14. Matt Hughes (Can) 8:24.78;

15. Zak Seddon (GB) 8:40.23;

… dnf—Chala Beyo (Eth).

(best-ever mark-for-place: 5, 8–12)


(October 01)

I–1. Wale 8:12.96; 2. Bedrani 8:13.02; 3. Bett 8:13.07; 4. Hughes 8:13.12; 5. Carro 8:13.56; 6. Kebenei 8:19.02; 7. Seddon 8:22.51;

8. Yohanes Chiappinelli (Ita) 8:24.73; 9. Amor Benyahia (Tun) 8:26.12; 10. Martin Grau (Ger) 8:26.79; 11. Tom Erling Kårbø (Nor) 8:27.01 PR; 12. Boniface Abel Sikowo (Uga) 8:27.96; 13. Abdelkarim Ben Zahra (Mor) 8:36.67; 14. Kaur Kivistik (Est) 8:39.26;… dnf—Fouad Idbafdil (Mor).

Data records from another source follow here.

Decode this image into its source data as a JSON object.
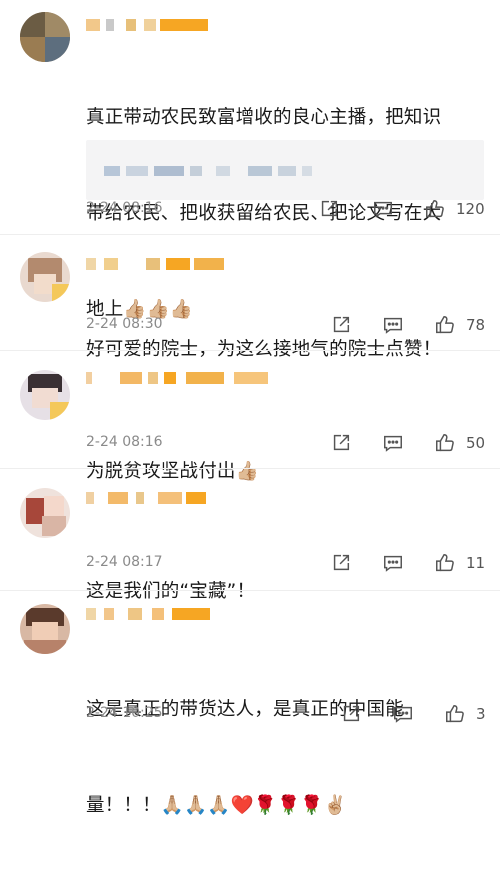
{
  "comments": [
    {
      "text_lines": [
        "真正带动农民致富增收的良心主播，把知识",
        "带给农民、把收获留给农民、把论文写在大",
        "地上👍🏼👍🏼👍🏼"
      ],
      "timestamp": "2-24 08:16",
      "likes": "120",
      "has_quote": true
    },
    {
      "text_lines": [
        "好可爱的院士，为这么接地气的院士点赞！"
      ],
      "timestamp": "2-24 08:30",
      "likes": "78",
      "has_quote": false
    },
    {
      "text_lines": [
        "为脱贫攻坚战付出👍🏼"
      ],
      "timestamp": "2-24 08:16",
      "likes": "50",
      "has_quote": false
    },
    {
      "text_lines": [
        "这是我们的“宝藏”！"
      ],
      "timestamp": "2-24 08:17",
      "likes": "11",
      "has_quote": false
    },
    {
      "text_lines": [
        "这是真正的带货达人，是真正的中国能",
        "量！！！🙏🏼🙏🏼🙏🏼❤️🌹🌹🌹✌🏼"
      ],
      "timestamp": "2-24 10:25",
      "likes": "3",
      "has_quote": false
    }
  ],
  "icons": {
    "share": "share-icon",
    "reply": "reply-icon",
    "like": "thumbs-up-icon"
  },
  "colors": {
    "accent": "#f6a623",
    "meta_text": "#8a8a8a",
    "quote_bg": "#f4f4f5"
  }
}
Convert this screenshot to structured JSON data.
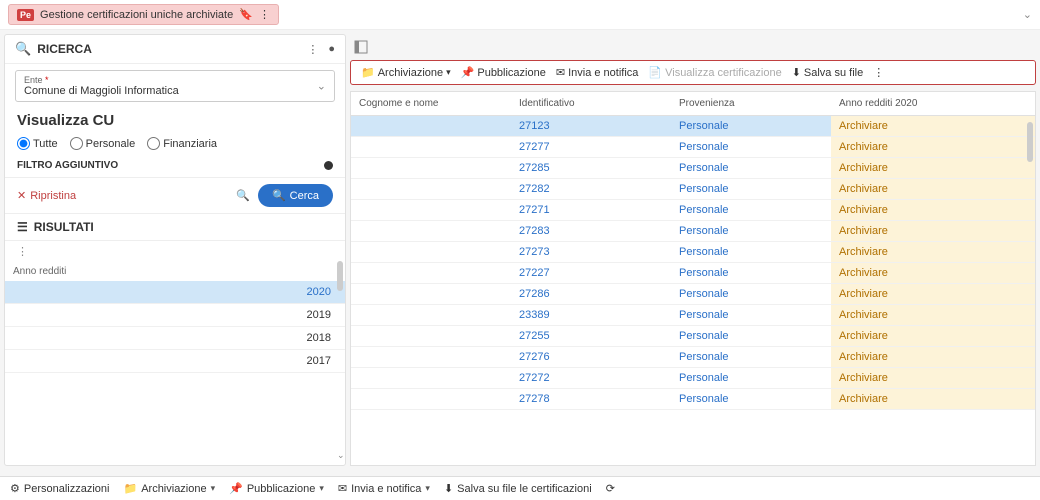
{
  "breadcrumb": {
    "badge": "Pe",
    "title": "Gestione certificazioni uniche archiviate"
  },
  "search": {
    "header": "RICERCA",
    "ente_label": "Ente",
    "ente_value": "Comune di Maggioli Informatica",
    "visualizza_title": "Visualizza CU",
    "radios": {
      "tutte": "Tutte",
      "personale": "Personale",
      "finanziaria": "Finanziaria"
    },
    "filtro": "FILTRO AGGIUNTIVO",
    "ripristina": "Ripristina",
    "cerca": "Cerca"
  },
  "results": {
    "header": "RISULTATI",
    "col_anno": "Anno redditi",
    "years": [
      "2020",
      "2019",
      "2018",
      "2017"
    ]
  },
  "toolbar": {
    "archiviazione": "Archiviazione",
    "pubblicazione": "Pubblicazione",
    "invia": "Invia e notifica",
    "visualizza_cert": "Visualizza certificazione",
    "salva": "Salva su file"
  },
  "table": {
    "headers": {
      "cognome": "Cognome e nome",
      "identificativo": "Identificativo",
      "provenienza": "Provenienza",
      "anno": "Anno redditi 2020"
    },
    "rows": [
      {
        "id": "27123",
        "prov": "Personale",
        "anno": "Archiviare",
        "selected": true
      },
      {
        "id": "27277",
        "prov": "Personale",
        "anno": "Archiviare"
      },
      {
        "id": "27285",
        "prov": "Personale",
        "anno": "Archiviare"
      },
      {
        "id": "27282",
        "prov": "Personale",
        "anno": "Archiviare"
      },
      {
        "id": "27271",
        "prov": "Personale",
        "anno": "Archiviare"
      },
      {
        "id": "27283",
        "prov": "Personale",
        "anno": "Archiviare"
      },
      {
        "id": "27273",
        "prov": "Personale",
        "anno": "Archiviare"
      },
      {
        "id": "27227",
        "prov": "Personale",
        "anno": "Archiviare"
      },
      {
        "id": "27286",
        "prov": "Personale",
        "anno": "Archiviare"
      },
      {
        "id": "23389",
        "prov": "Personale",
        "anno": "Archiviare"
      },
      {
        "id": "27255",
        "prov": "Personale",
        "anno": "Archiviare"
      },
      {
        "id": "27276",
        "prov": "Personale",
        "anno": "Archiviare"
      },
      {
        "id": "27272",
        "prov": "Personale",
        "anno": "Archiviare"
      },
      {
        "id": "27278",
        "prov": "Personale",
        "anno": "Archiviare"
      }
    ]
  },
  "footer": {
    "personalizzazioni": "Personalizzazioni",
    "archiviazione": "Archiviazione",
    "pubblicazione": "Pubblicazione",
    "invia": "Invia e notifica",
    "salva": "Salva su file le certificazioni"
  }
}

II–1. Girma 8:16.64; 2. El Bakkali 8:17.96; 3. Kibiwot 8:18.46; 4. Bayer 8:18.66;

5. Albert Chemutai (Uga) 8:23.08; 6. Altobelli da Silva (Bra) 8:25.34; 7. Yemane Hailesilassie (Eri) 8:26.58; 8. Osama Zoghlami (Ita) 8:28.57; 9. Daniel Arce (Spa) 8:31.69; 10. Karl Bebendorf (Ger) 8:32.58; 11. John Gay (Can) 8:33.74; 12. Bilal Tabti (Alg) 8:35.15; 13. Rantso Mokopane (SA) 8:42.22; 14. Ben Buckingham (Aus) 8:42.86; 15. Krystian Zalewski (Pol) 8:51.79.

III–1. Kipruto 8:19.20; 2. Kigen 8:19.44; 3. Bor 8:20.67; 4. Beyo 8:21.09; 5. Ibrahim Ezzaydouny (Spa) 8:23.99; 6. Benjamin Kiplagat (Uga) 8:24.44; 7. Sable 8:25.23 NR;

8. Topi Raitanen (Fin) 8:32.44; 9. Ryan Smeeton (Can) 8:32.53; 10. Carlos Andrés San Martín (Col) 8:35.10; 11. Salim Mohammed Salim (Egy) 8:35.18; 12. Yoann Kowal (Fra) 8:37.90; 13. Takele Nigate (Eth) 8:38.34; 14. Yaser Salem Bagharab (Qat) 8:39.65; 15. Otmane Nait-Hammou (Mor) 9:30.17;… dnf—Mohammed Tindoufti (Mor).